Structure Research has forecast that AI-focused data centre capacity could rise from about 2.3GW today to 150GW by 2030, a projection that shifts the discussion from compute demand to the physical infrastructure needed to support it.

The forecast appears in the firm’s AI Infrastructure Report, with a public release framing the market around rapid capacity growth, power availability, capital concentration, and changing workload patterns.

Even if the final number changes as the market develops, the direction is clear. AI infrastructure demand is now being measured in gigawatts, which means power systems, land, substations, cooling plant, equipment manufacturing, and permitting are shaping the pace of digital infrastructure growth.

Forecasts do not build substations

Capacity forecasts can move faster than infrastructure. GPU roadmaps, cloud contracts, and AI model demand can change within months. Grid connections, transformers, switchgear, mechanical plant, planning consent, and construction programmes move on longer cycles.

A 150GW scenario would require a vast expansion of electrical and mechanical infrastructure. Data centres would need secure grid capacity or credible behind-the-meter generation, plus redundancy systems, cooling equipment, fibre routes, skilled labour, commissioning teams, and operations staff. The industry’s shortage is not limited to chips.

Europe’s position is mixed. The region has strong enterprise demand, cloud regions, research capability, and political interest in sovereign AI. It also has constrained data centre hubs, fragmented permitting, high energy costs in some markets, and increasing scrutiny over water, heat, emissions, and local grid impact.

AI training and inference will pull capacity in different directions. Training campuses may favour large power-advantaged sites with enough land and energy to host dense clusters. Inference capacity may need to sit closer to users, applications, and regulated data sets. Europe is likely to need both, which makes the infrastructure map more complicated than a simple move to cheaper power regions.

Power becomes the commercial filter

The forecast strengthens the value of secured electricity. Land without a credible connection is losing appeal. A smaller site with signed grid capacity, a route to substation delivery, and a clear cooling design may be more valuable than a larger speculative plot with uncertain energisation.

Investors are already trying to distinguish between theoretical pipeline and deliverable megawatts.
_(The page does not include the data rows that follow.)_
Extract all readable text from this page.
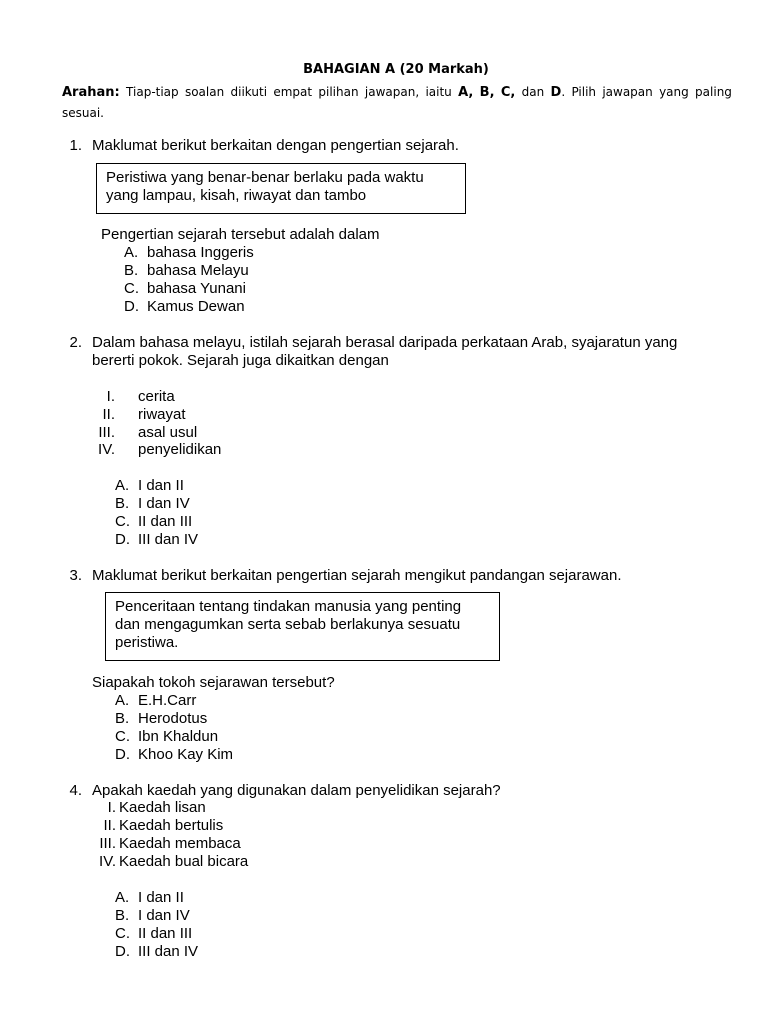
BAHAGIAN A (20 Markah)
Arahan: Tiap-tiap soalan diikuti empat pilihan jawapan, iaitu A, B, C, dan D. Pilih jawapan yang paling sesuai.
1. Maklumat berikut berkaitan dengan pengertian sejarah.
Peristiwa yang benar-benar berlaku pada waktu
yang lampau, kisah, riwayat dan tambo
Pengertian sejarah tersebut adalah dalam
A. bahasa Inggeris
B. bahasa Melayu
C. bahasa Yunani
D. Kamus Dewan
2. Dalam bahasa melayu, istilah sejarah berasal daripada perkataan Arab, syajaratun yang
bererti pokok. Sejarah juga dikaitkan dengan
I. cerita
II. riwayat
III. asal usul
IV. penyelidikan
A. I dan II
B. I dan IV
C. II dan III
D. III dan IV
3. Maklumat berikut berkaitan pengertian sejarah mengikut pandangan sejarawan.
Penceritaan tentang tindakan manusia yang penting
dan mengagumkan serta sebab berlakunya sesuatu
peristiwa.
Siapakah tokoh sejarawan tersebut?
A. E.H.Carr
B. Herodotus
C. Ibn Khaldun
D. Khoo Kay Kim
4. Apakah kaedah yang digunakan dalam penyelidikan sejarah?
I. Kaedah lisan
II. Kaedah bertulis
III. Kaedah membaca
IV. Kaedah bual bicara
A. I dan II
B. I dan IV
C. II dan III
D. III dan IV
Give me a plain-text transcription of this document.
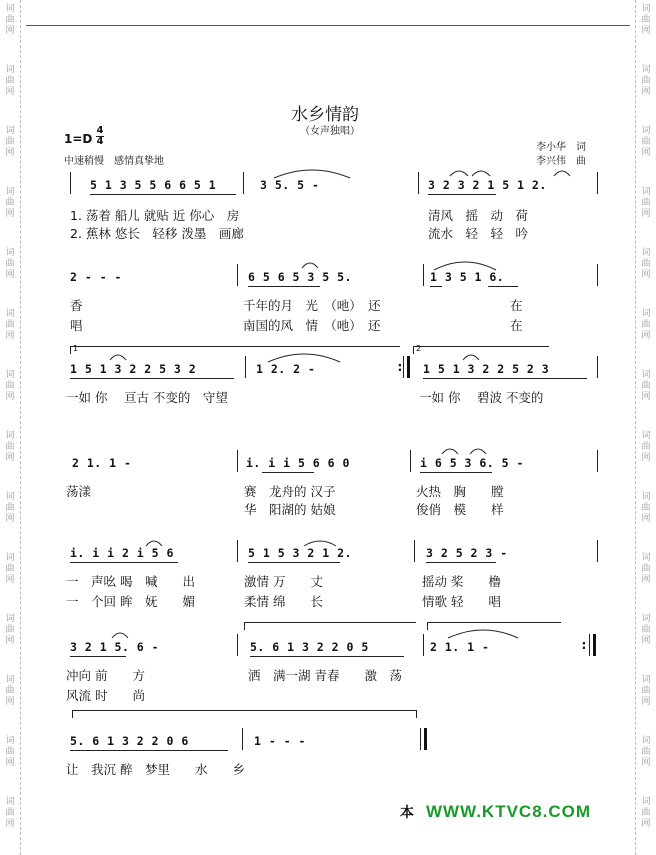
词
曲
网
词
曲
网
词
曲
网
词
曲
网
词
曲
网
词
曲
网
词
曲
网
词
曲
网
词
曲
网
词
曲
网
词
曲
网
词
曲
网
词
曲
网
词
曲
网
词
曲
网
词
曲
网
词
曲
网
词
曲
网
词
曲
网
词
曲
网
词
曲
网
词
曲
网
词
曲
网
词
曲
网
词
曲
网
词
曲
网
词
曲
网
词
曲
网
水乡情韵
（女声独唱）
1=D
4
4
中速稍慢　感情真挚地
李小华　词
李兴伟　曲
5 1 3 5 5 6 6 5 1	3 5. 5 -	3 2 3 2 1 5 1 2.
1. 荡着 船儿 就贴 近 你心　房	清风　摇　动　荷
2. 蕉林 悠长　轻移 泼墨　画廊	流水　轻　轻　吟
2 - - -	6 5 6 5 3 5 5.	1 3 5 1 6.
香	千年的月　光　（吔）　还	在
唱	南国的风　情　（吔）　还	在
1	2
1 5 1 3 2 2 5 3 2	1 2. 2 -	: 1 5 1 3 2 2 5 2 3
一如 你　 亘古 不变的　守望	一如 你　 碧波 不变的
2 1. 1 -	i. i i 5 6 6 0	i 6 5 3 6. 5 -
荡漾	赛　龙舟的 汉子	火热　胸　　膛
华　阳湖的 姑娘	俊俏　模　　样
i. i i 2 i 5 6	5 1 5 3 2 1 2.	3 2 5 2 3 -
一　声吆 喝　喊　　出	激情 万　　丈	摇动 桨　　橹
一　个回 眸　妩　　媚	柔情 绵　　长	情歌 轻　　唱
3 2 1 5. 6 -	5. 6 1 3 2 2 0 5	2 1. 1 -	:
冲向 前　　方	洒　满一湖 青春　　激　荡
风流 时　　尚
5. 6 1 3 2 2 0 6	1 - - -
让　我沉 醉　梦里　　水　　乡
本 WWW.KTVC8.COM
AI demand makes that distinction more severe because customers want capacity quickly and at high density. Announced pipelines can inflate confidence while actual commissioned supply remains blocked by utilities, equipment lead times, and permits.

Cooling is the second filter. Many AI deployments will need direct-to-chip liquid cooling, rear-door heat exchangers, or other high-density approaches. Those systems change white-space design, commissioning, maintenance, leak detection, fluid management, warranties, and staff training. Capacity measured only in megawatts can hide a substantial mechanical transition.

The European policy environment will also shape where AI capacity lands. Energy reporting, water scrutiny, heat-reuse expectations, NIS2, critical infrastructure rules, and local planning controls all affect whether capacity can be delivered and defended.

Structure Research’s forecast should be read as a stress test for the infrastructure system behind AI. If demand rises anywhere near that level, markets will be judged less by ambition than by their ability to deliver power, cooling, permits, supply chains, and operational resilience.